Jan:

A few weeks back, Dan posted about the good, bad, and wish we didn’t miss of India. We thought this was an apt time to reflect on India, because our two year anniversary of leaving India just passed.

For us, a lot has changed in two years. We left India thinking that we may never return, and now we know that there is no way we can not go back. To me, India is a place that gives and takes. It’s a place of the highest highs and the lowest lows. India is a juxtaposition between the old and the new, the rich and the poor, the good and the bad... You get the picture. Everything in India is juxtaposed.

I left India exhausted. Just straight up burnt out, physically exhausted and dirty, and mentally drained. But I also left India with a deeper connection to myself, to Dan, and to this vibrant new world we had been exposed to.

If I could go back to India—and I will—it’s not about what historical sights I would see, what cultural festivities and customs I would bear witness to, what food I would delight in—no, for me, it’s about what I would feel. Before embarking on our trip to India I remember having a deep knowing that I needed to open my heart and embrace India like an old friend. But in practice, on the ground I wasn’t able to.

India and I had an awkward way of dancing around each other. What do I mean by this? I mean India zigged when I zagged, India pushed me too hard before I was ready, and at times it didn’t push me hard enough. I can attribute this dance to where I was in life, and I think that’s all part of the beauty of India. In retrospect India was telling me to slow down. To stop. To ponder. India was telling me to let go of my long held fears, my traumas and my preconceived notions about the world. To. Just. Be. To accept the dirty, the ugly, the difficult, and to rejoice in the beauty of confusion, uncertainty and uncomfortable surroundings.

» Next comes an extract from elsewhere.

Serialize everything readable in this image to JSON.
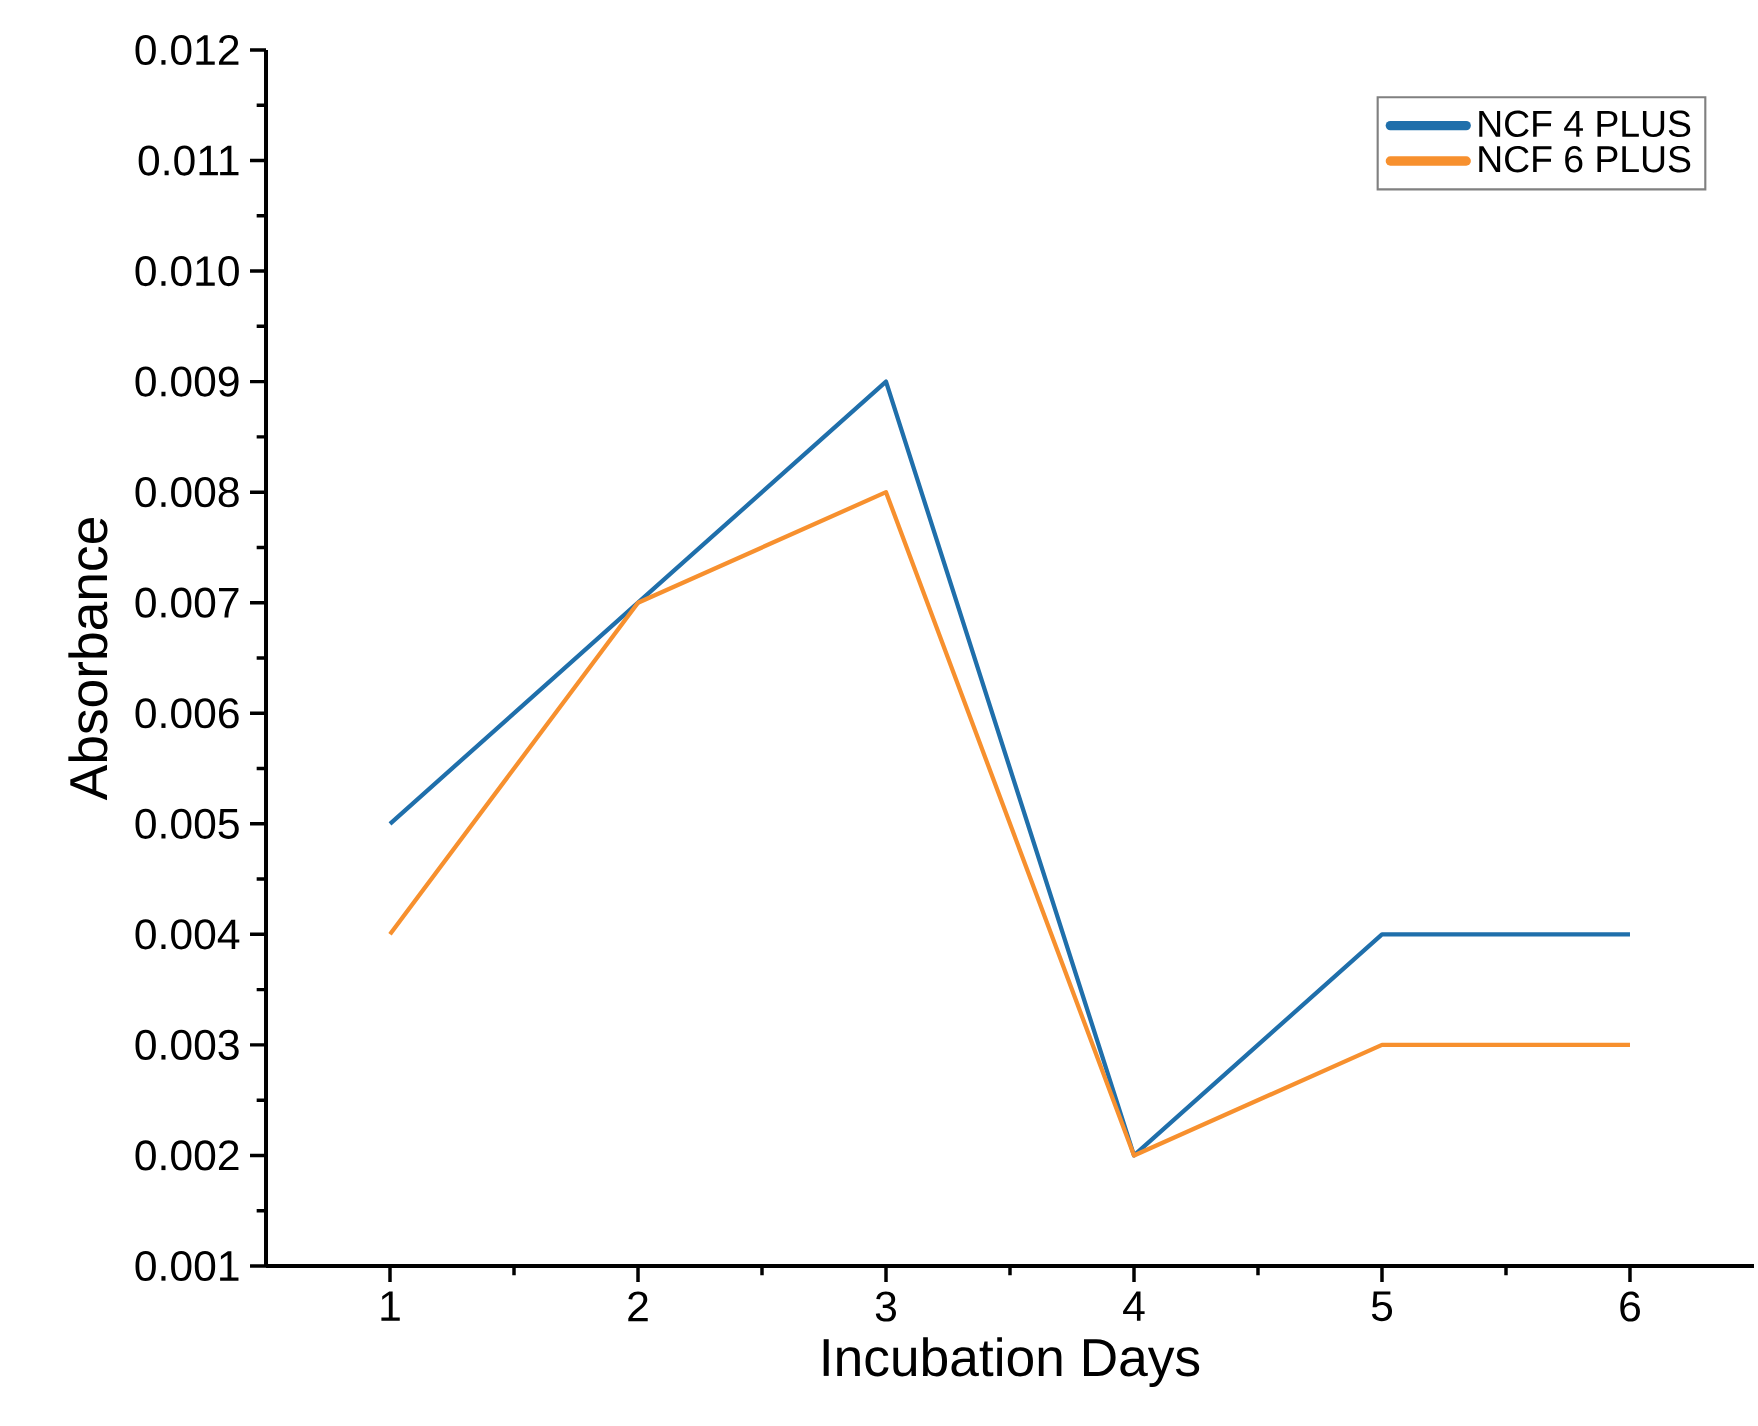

It’s actually really interesting how different my reflections are than Dan’s. I’m someone who sees things as I feel them—and with an innate curiosity. I’m ever curious about the way that people live, what they eat, how they function; often down to the smallest details that leave Dan scratching his head when I voice my thoughts. I have a desire to understand, to feel and to connect on a transcendent level with those I meet. But sometimes, I'm nervous too. I don't always know how to bridge those gaps, and to truly embrace culture or humanity as it is. I'm still learning how to do this!  

Picture of Janice with some kids in Hampi who were eager to get their pictures taken with us.

Dan:

The thing I keep coming back to when I think about India is how at peace I/we felt in the Himalayas, when we spent 10 days in Mcleod Ganj. While we were able to find moments of peace in other parts of India too, something about the Himalayas just creates this feeling of serenity and acceptance with where you are and what you're doing.

I agree that one of India’s lessons is to force you to open up and embrace the experience. While in India, there’s a feeling that you're just there, being in it—you can’t get away from it, you can’t go around it, you can only go deeper into the experience.

For me, the unexpected lesson was that the willingness to open up and experience India was something we needed to be able to do together. Travelling as a couple adds a whole new level of complexity to any travel experience. It's not enough if one person likes one place or if one of us is happy doing one thing but the other just isn't that into it. There are always compromises to be made, but the holy grail is being able to do things together that we both enjoy

When we can both fully enjoy what we're doing in the moment and feel centered and at peace with where we are, that's where our most memorable experiences together come from. This is the feeling we're always chasing on our travels. This was easier to do in Thailand and Vietnam (maybe because we’ve been there multiple times and know what to expect), but it was more difficult to achieve that unity of experience in a place like India. One of the reasons we want to go back to India is to challenge ourselves again, in new ways and with new perspectives.

The amount we've grown since our trip to India (and in many ways because of it) really changes our perspective in hindsight. Maybe we weren't quite fully prepared for India at the time we went, but it turned out to be exactly what we needed at that point in our lives for a variety of reasons. Maybe that's just what India does for people—and that's why we feel like we need to go back one day.

Picture of us at the Taj Mahal just after getting engaged.

Jan:

We reflect on India a lot—and it only gets easier, yet harder with time (see, juxtaposition again!). Next time I go to India it will be with a truly open heart, a deep sense of trust, and the intuitive knowledge that real connection comes when you let go and allow yourself to breath in, exhale, and sink into the insanity. So, for anyone heading to India soon—I urge you, let go. India will force you to be in the moment, and if you can’t be in the moment you will not derive all of the blessings that India has to offer you.